Words by Asad Raja
The Asian Underground. It’s been around as long as the Paki slur, hip hop and Bangladesh (its definition acquainted with each). It represents the music of Brown Britishness yet, just like many of the other labels South Asians in the UK navigate, it also represents a community-convention-compromise. A claim to the Asian Underground is a claim to spaces with all brown faces. But it’s also an acceptance that juggling authentic representation, individual expression, and reactionary stereotype-subverting all in front of a white gaze is a delicate balancing act.
From the 70s through to the 90s, the Asian Underground meant UK bhangra – Punjabi folk music played over the dominant sounds of British nightlife (garage / jungle / reggae) helmed by artists like Punjabi MC and Bally Sagoo. And it meant daytimers – the daytime raves organised and attended by South Asians as a means to navigating both parental restrictions and the void of representation (or acceptance) at mainstream club nights. As expressed by Riz Ahmed’s short film of the same name, inherent to the double-life ritual of bunking off school to attend the daytimers before returning home for dinner was faction conflict and animosity (unhappy with Sikh girls dancing with Pakistani boys, Sikhs would even record attendees entering the venues in some instances, to later play at local temples).
The 90s is when the Asian Underground earnt its name, borrowing from the title of a compilation by Talvin Singh, the legendary tabla player whose seminal 1998 project, OK – an eclectic work fusing Indian classical, electronica and dnb – won him a Mercury Prize. OK reflected a diversification in the output of British South Asian artists and a deviation from the bhangra sound that had become the cliched expectation; Nitin Sawhney’s Broken Skin combined Indian classical with soul, jazz and hip hop while Asian Dub Foundation’s Rafi’s Revenge confronted racist stereotypes placed upon brown people through hard-hitting lyrics over dub beats. Club nights like Bombay Jungle, Asian Vibes and Anokha created safe spaces for these eclectic sounds, attracting not just South Asians but mixed crowds of all ethnicities
The cultural momentum of the Asian Underground was palpably drained following post-9/11 perception of South Asians in the mainstream. In the 2000s, Rishi Rich pioneered Asian-R&B fusion music, launching the careers of proteges Juggy D and Jay Sean, the latter becoming a pop sensation.
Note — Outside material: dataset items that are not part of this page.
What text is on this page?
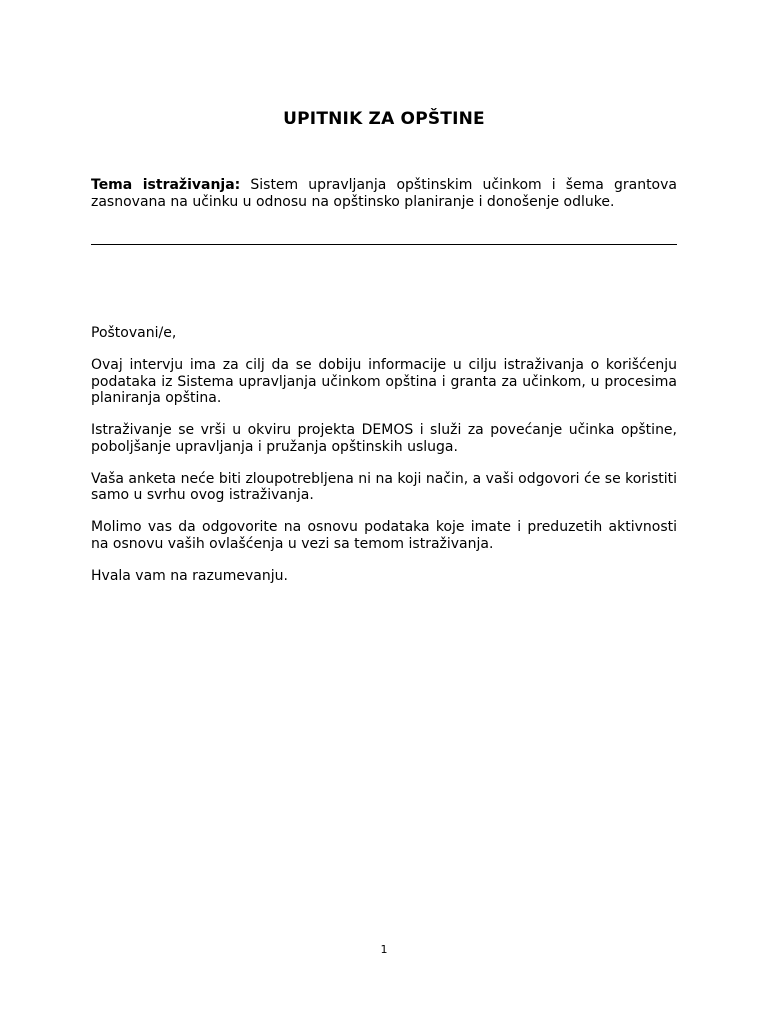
UPITNIK ZA OPŠTINE
Tema istraživanja: Sistem upravljanja opštinskim učinkom i šema grantova zasnovana na učinku u odnosu na opštinsko planiranje i donošenje odluke.

Poštovani/e,

Ovaj intervju ima za cilj da se dobiju informacije u cilju istraživanja o korišćenju podataka iz Sistema upravljanja učinkom opština i granta za učinkom, u procesima planiranja opština.

Istraživanje se vrši u okviru projekta DEMOS i služi za povećanje učinka opštine, poboljšanje upravljanja i pružanja opštinskih usluga.

Vaša anketa neće biti zloupotrebljena ni na koji način, a vaši odgovori će se koristiti samo u svrhu ovog istraživanja.

Molimo vas da odgovorite na osnovu podataka koje imate i preduzetih aktivnosti na osnovu vaših ovlašćenja u vezi sa temom istraživanja.

Hvala vam na razumevanju.

1
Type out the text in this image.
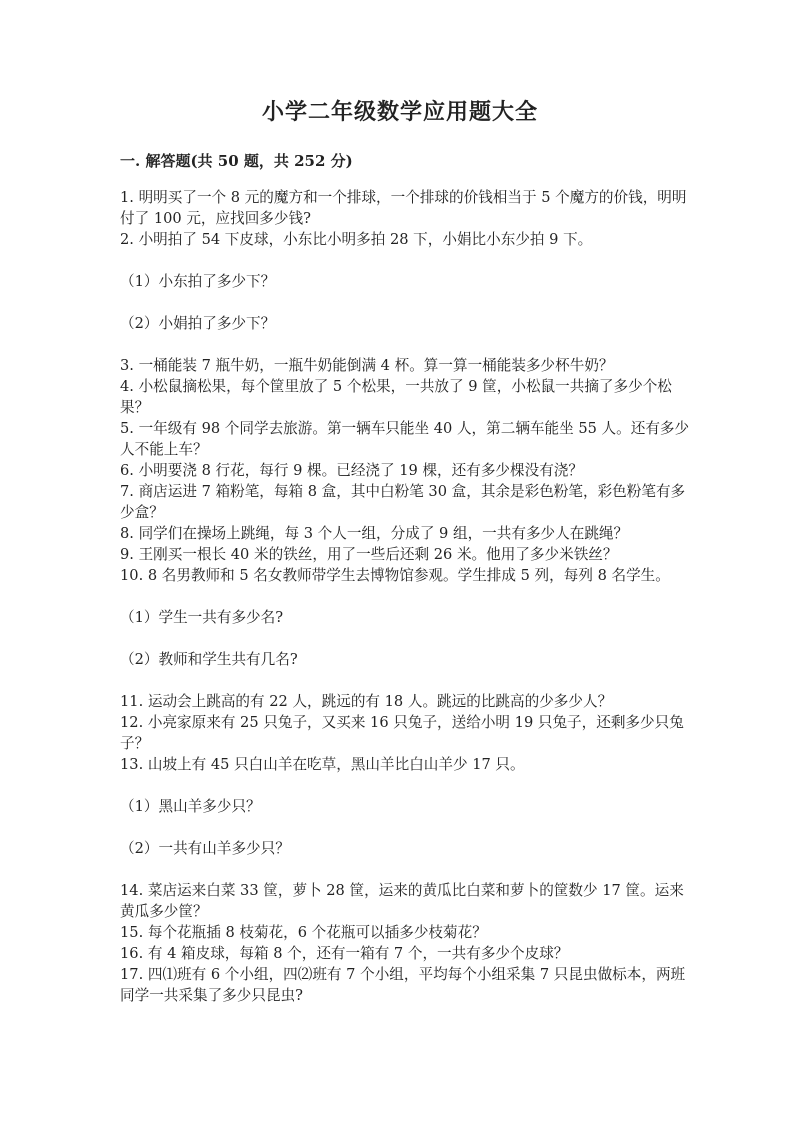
小学二年级数学应用题大全
一. 解答题(共 50 题，共 252 分)

1. 明明买了一个 8 元的魔方和一个排球，一个排球的价钱相当于 5 个魔方的价钱，明明付了 100 元，应找回多少钱?

2. 小明拍了 54 下皮球，小东比小明多拍 28 下，小娟比小东少拍 9 下。

（1）小东拍了多少下？

（2）小娟拍了多少下？

3. 一桶能装 7 瓶牛奶，一瓶牛奶能倒满 4 杯。算一算一桶能装多少杯牛奶？

4. 小松鼠摘松果，每个筐里放了 5 个松果，一共放了 9 筐，小松鼠一共摘了多少个松果？

5. 一年级有 98 个同学去旅游。第一辆车只能坐 40 人，第二辆车能坐 55 人。还有多少人不能上车？

6. 小明要浇 8 行花，每行 9 棵。已经浇了 19 棵，还有多少棵没有浇？

7. 商店运进 7 箱粉笔，每箱 8 盒，其中白粉笔 30 盒，其余是彩色粉笔，彩色粉笔有多少盒？

8. 同学们在操场上跳绳，每 3 个人一组，分成了 9 组，一共有多少人在跳绳？

9. 王刚买一根长 40 米的铁丝，用了一些后还剩 26 米。他用了多少米铁丝？

10. 8 名男教师和 5 名女教师带学生去博物馆参观。学生排成 5 列，每列 8 名学生。

（1）学生一共有多少名?

（2）教师和学生共有几名?

11. 运动会上跳高的有 22 人，跳远的有 18 人。跳远的比跳高的少多少人？

12. 小亮家原来有 25 只兔子，又买来 16 只兔子，送给小明 19 只兔子，还剩多少只兔子？

13. 山坡上有 45 只白山羊在吃草，黑山羊比白山羊少 17 只。

（1）黑山羊多少只？

（2）一共有山羊多少只？

14. 菜店运来白菜 33 筐，萝卜 28 筐，运来的黄瓜比白菜和萝卜的筐数少 17 筐。运来黄瓜多少筐？

15. 每个花瓶插 8 枝菊花，6 个花瓶可以插多少枝菊花？

16. 有 4 箱皮球，每箱 8 个，还有一箱有 7 个，一共有多少个皮球？

17. 四⑴班有 6 个小组，四⑵班有 7 个小组，平均每个小组采集 7 只昆虫做标本，两班同学一共采集了多少只昆虫?
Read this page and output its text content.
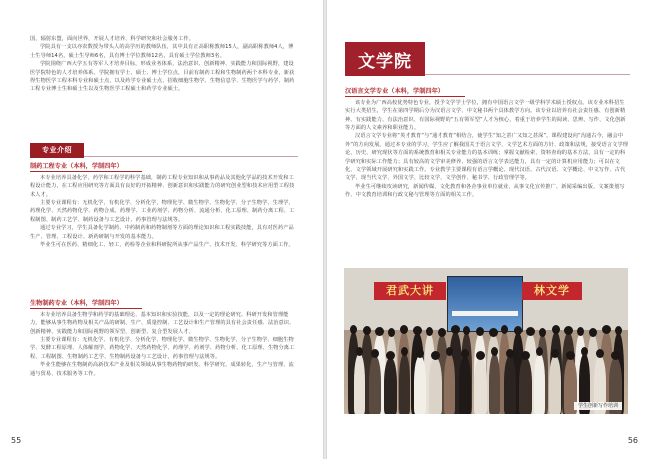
国，辐射东盟，面向世界，开展人才培养、科学研究和社会服务工作。

学院具有一支以亦农数授为带头人的高学历的教师队伍，其中具有正高职称教师15人，副高职称教师4人，博士生导师14名，硕士生导师6名，具有博士学位教师12名，具有硕士学位教师3名。

学院围绕广西大学五有等军人才培养目标，形成业务体系，法治意识、创新精神、实践能力和国际视野，建设医学院特色的人才培养体系。学院拥有学士、硕士、博士学位点，目前有制药工程和生物制药两个本科专业，新获得生物医学工程本科专业和硕士点，以及药学专业硕士点，招收细胞生物学、生物信息学、生物医学与药学、制药工程专业博士生和硕士生以及生物医学工程硕士和药学专业硕士。

专业介绍
制药工程专业（本科，学制四年）

本专业培养具备化学、药学和工程学的科学基础，制药工程专业知识和从事药品及其他化学品的技术开发和工程设计能力，在工程应用研究等方面具有良好的开拓精神、创新意识和实践能力的研究创业型和技术应用型工程技术人才。

主要专业课程有：无机化学、有机化学、分析化学、物理化学、微生物学、生物化学、分子生物学、生理学、药理化学、天然药物化学、药物合成、药理学、工业药剂学、药物分析、流通分析、化工原理、制药分离工程、工程制图、制药工艺学、制药设备与工艺设计、药事管理与法规等。

通过专业学习，学生具备化学制药、中药制药和药物制剂等方面的理论知识和工程实践技能，具有对医药产品生产、管理、工程设计、新药研制与开发的基本能力。

毕业生可在医药、精细化工、轻工、药检等企业和科研院所从事产品生产、技术开发、科学研究等方面工作。

生物制药专业（本科，学制四年）

本专业培养具备生物学和药学的基础理论、基本知识和实验技能，以及一定的理论研究、科研开发和管理能力，能够从事生物药物及相关产品的研制、生产、质量控制、工艺设计和生产管理的具有社会责任感、法治意识、创新精神、实践能力和国际视野的领军型、创新型、复合型发展人才。

主要专业课程有：无机化学、有机化学、分析化学、物理化学、微生物学、生物化学、分子生物学、细胞生物学、发酵工程原理、人体解剖学、药物化学、天然药物化学、药理学、药剂学、药物分析、化工原理、生物分离工程、工程制图、生物制药工艺学、生物制药设备与工艺设计、药事管理与法规等。

毕业生能够在生物制药高新技术产业及相关领域从事生物药物的研发、科学研究、成果转化、生产与管理、流通与贸易、技术服务等工作。

55
文学院
汉语言文学专业（本科，学制四年）

该专业为广西高校优势特色专业，授予文学学士学位，拥有中国语言文学一级学科学术硕士授权点。该专业本科招生实行大类招生，学生在第四学期后分为汉语言文学、中文秘书两个具体教学方向。该专业以培养有社会责任感、有创新精神、有实践能力、有法治意识、有国际视野的“五有领军型”人才为核心，着重于培养学生的阅读、思辨、写作、文化创新等方面的人文素养和职业能力。

汉语言文学专业将“英才教育”与“通才教育”相结合，使学生“知之甚广又知之甚深”。课程建设向“沟通古今，融会中外”的方向发展。通过本专业的学习，学生应了解我国关于语言文学、文学艺术方面的方针、政策和法规，接受语言文学理论、历史、研究现状等方面的系统教育和相关专业能力的基本训练；掌握文献检索、资料查询的基本方法，具有一定的科学研究和实际工作能力；具有较高的文学审美修养、较强的语言文学表达能力，具有一定的计算机应用能力；可以在文化、文学领域开展研究和实践工作。专业教学主要课程有语言学概论、现代汉语、古代汉语、文学概论、中文写作、古代文学、现当代文学、外国文学、比较文学、文学创作、秘书学、行政管理学等。

毕业生可继续攻读研究，新闻传媒、文化教育和各企事业单位就业，从事文化宣传推广、新闻采编出版、文案策划写作、中文教育培训和行政文秘与管理等方面的相关工作。

君武大讲	林文学
学生创新写作培训
56
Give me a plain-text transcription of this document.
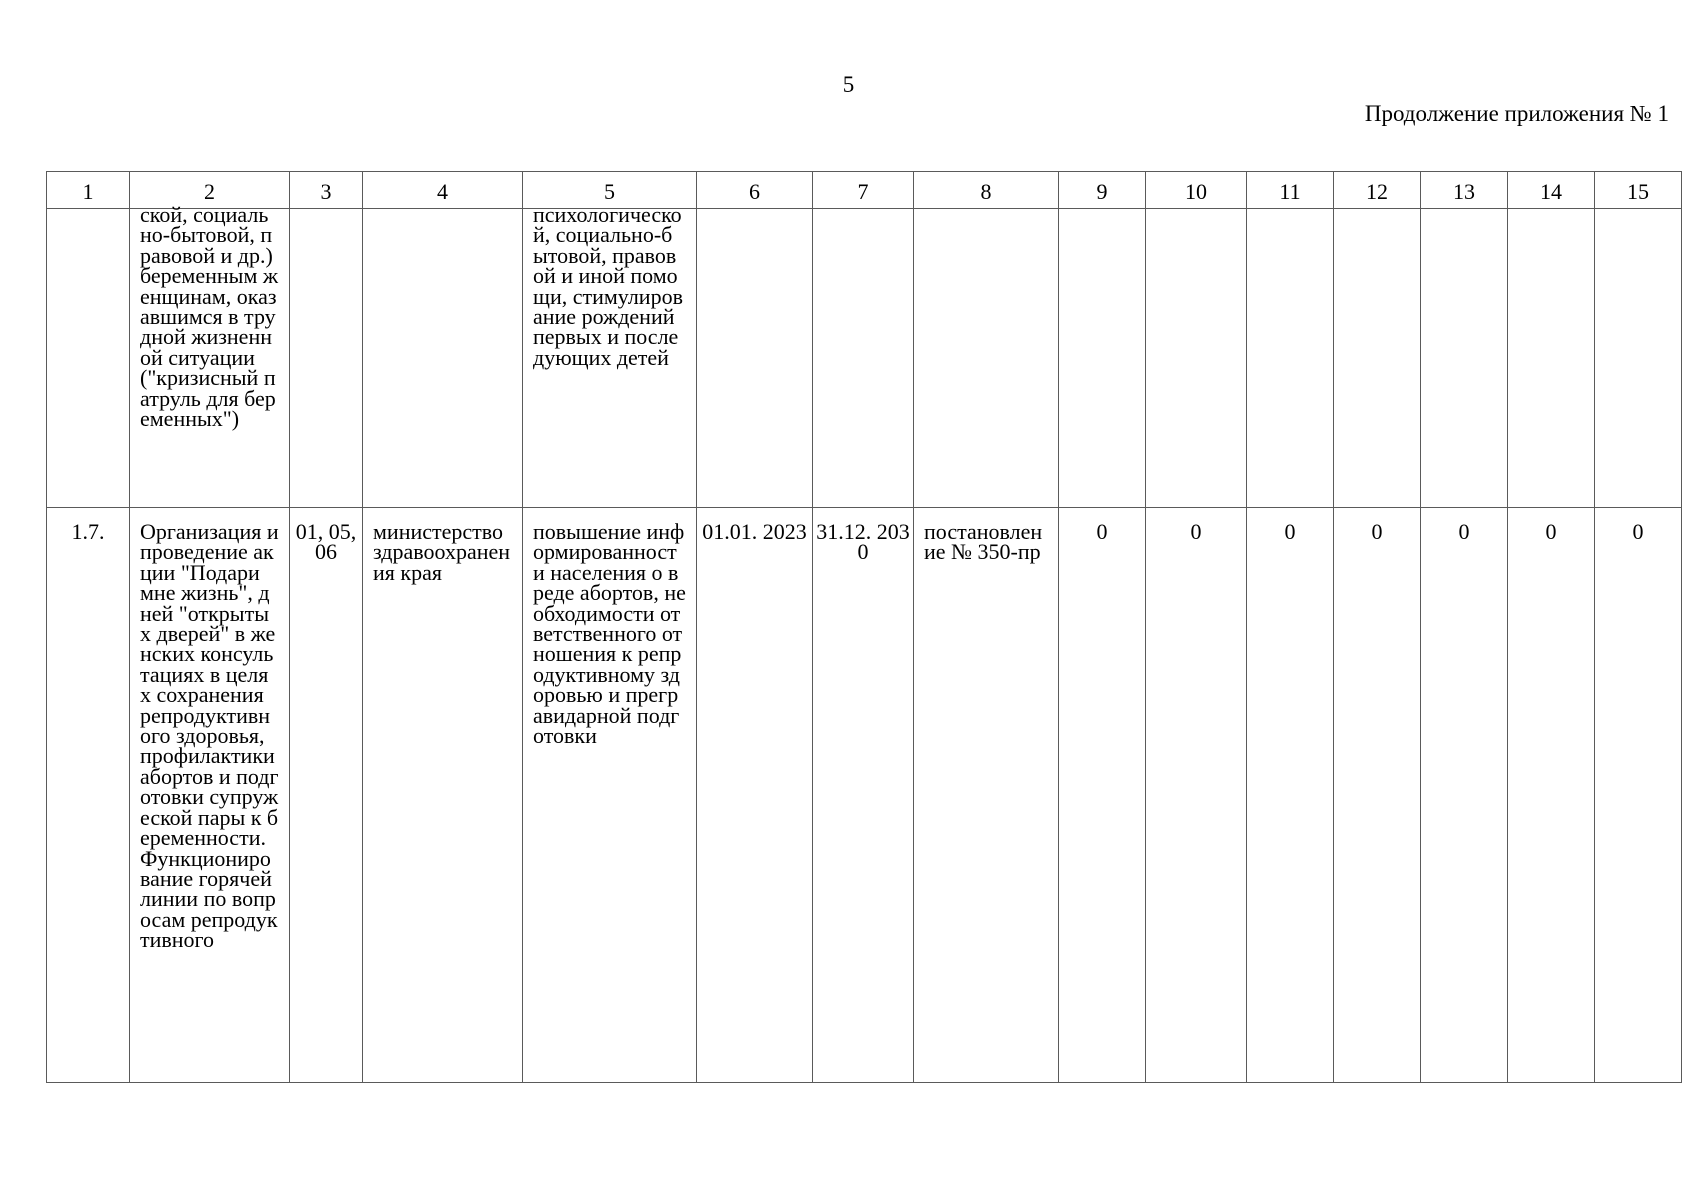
5
Продолжение приложения № 1
1	2	3	4	5	6	7	8	9	10	11	12	13	14	15

	ской, социально-бытовой, правовой и др.) беременным женщинам, оказавшимся в трудной жизненной ситуации ("кризисный патруль для беременных")			психологической, социально-бытовой, правовой и иной помощи, стимулирование рождений первых и последующих детей										

1.7.	Организация и проведение акции "Подари мне жизнь", дней "открытых дверей" в женских консультациях в целях сохранения репродуктивного здоровья, профилактики абортов и подготовки супружеской пары к беременности. Функционирование горячей линии по вопросам репродуктивного	01, 05, 06	министерство здравоохранения края	повышение информированности населения о вреде абортов, необходимости ответственного отношения к репродуктивному здоровью и прегравидарной подготовки	01.01. 2023	31.12. 2030	постановление № 350-пр	0	0	0	0	0	0	0
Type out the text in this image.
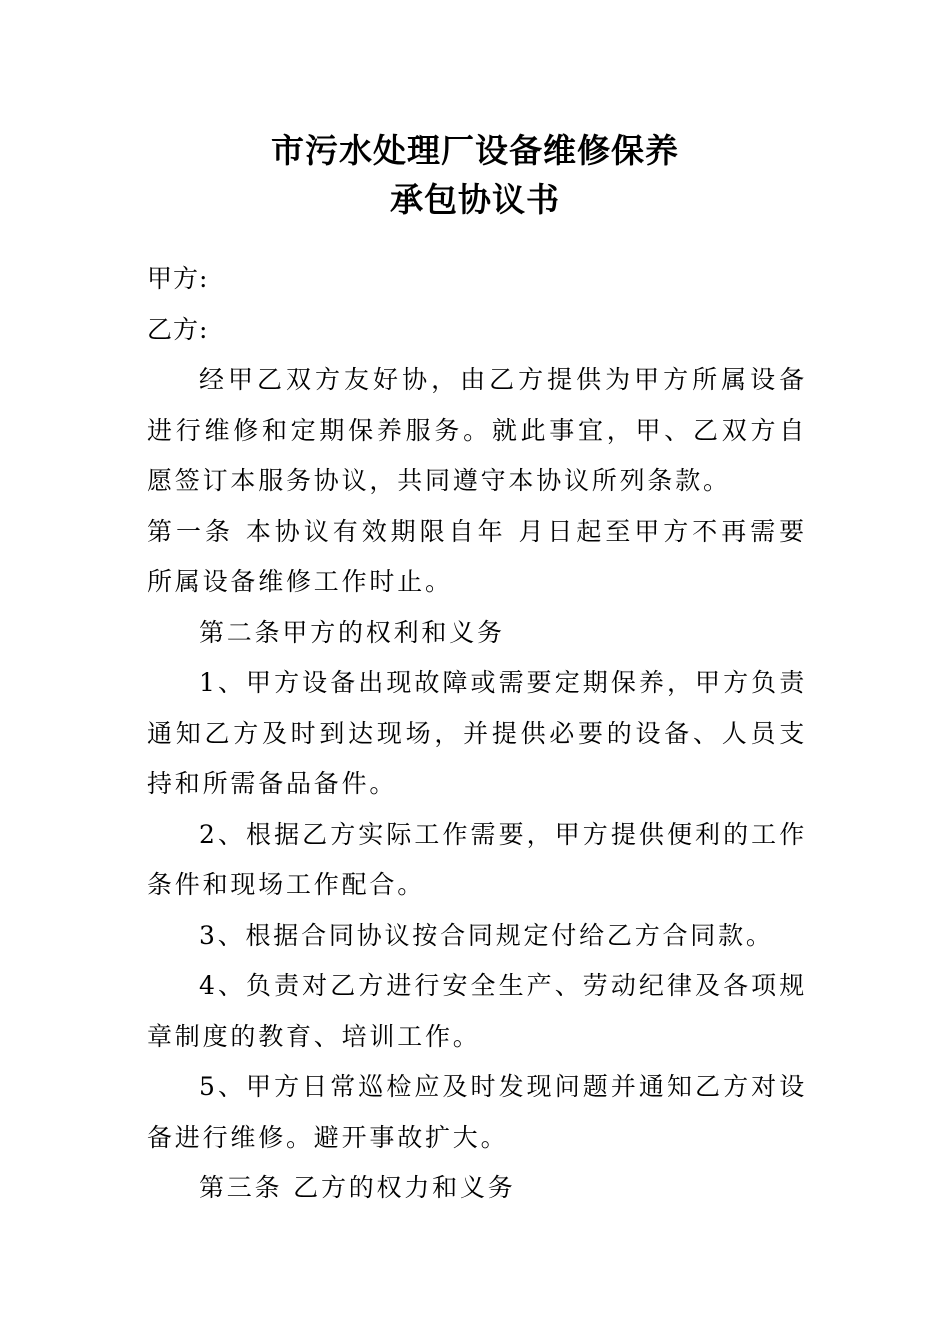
市污水处理厂设备维修保养
承包协议书

甲方:

乙方:

经甲乙双方友好协，由乙方提供为甲方所属设备进行维修和定期保养服务。就此事宜，甲、乙双方自愿签订本服务协议，共同遵守本协议所列条款。

第一条 本协议有效期限自年 月日起至甲方不再需要所属设备维修工作时止。

第二条甲方的权利和义务

1、甲方设备出现故障或需要定期保养，甲方负责通知乙方及时到达现场，并提供必要的设备、人员支持和所需备品备件。

2、根据乙方实际工作需要，甲方提供便利的工作条件和现场工作配合。

3、根据合同协议按合同规定付给乙方合同款。

4、负责对乙方进行安全生产、劳动纪律及各项规章制度的教育、培训工作。

5、甲方日常巡检应及时发现问题并通知乙方对设备进行维修。避开事故扩大。

第三条 乙方的权力和义务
Tamil record producer and activist M.I.A also began her career and cemented herself as a creative powerhouse, non-ascribable to a single genre. There was the saga of enigmatic electronic dance visionary Jai Paul (if you know you know). And the past couple decades have seen Punjabi producer Steel Banglez become one of the UK rap scene’s most integral. Despite all this, the pre-millennium Asian Underground movement seemed to have been replaced in the most part by a sparse series of moments - communal spirit lost to elbowing competition to achieve token whiteness-bestowed acclaim.
Thankfully, there’s been a recent resurgence in unapologetically Brown British nights like No ID, Cousins and Hungama. Building off this, a snowballing momentum is now being generated by all brown creative collective Daytimers (their name a reference to that latent legacy of the Asian Underground). It’s a call for the South Asian musical moments of the past couple decades to be consolidated back into a movement – the Asian Underground’s latest wave.
Beyond a revivalist movement, Daytimers are seeking to advance upon their namesake and carve a community space devoid of compromise. The collective cultivates and platforms a united talent pool of diverse brown creative talent; archives and celebrates the history of British Brown brilliance; and delivers a consistent, well-conceived stream of creative output (events including an outstanding Boiler Room and an iconic first-of-its-kind all-South Asian festival, Dialled In, as well as radio shows, tracks, mixes, compilations, playlists and a podcast). The DJ sets and mixes heard at Daytimers’ events are electronic escapades venturing across bass, trance, acid, house, dance, hip hop, dnb and more, often sampling and blending Bollywood, Indian classical or bhangra in imaginative ways. And far from the undertones of hostility at original daytimer events, this collective stands by an inclusive ethos of community and solidarity which is embodied in their actions – previous projects, including a 24-hour livestream for the Indian farmer protests, have raised funds for humanitarian campaigns, while safe space policies and plans at the events enact a zero-tolerance approach to harassment or prejudice.
The Daytimers collective is representing British Brown creative talent authentically and purposefully. But their conception, like the Asian Underground collectives and movements that came before, is not a fluke. The spirit of community, the uninhibited expressiveness, and the kaleidoscopic music comprising the South Asian experience is context to Brown Britain’s inevitable carving-out of a vibrant space. And it's one that demands to last.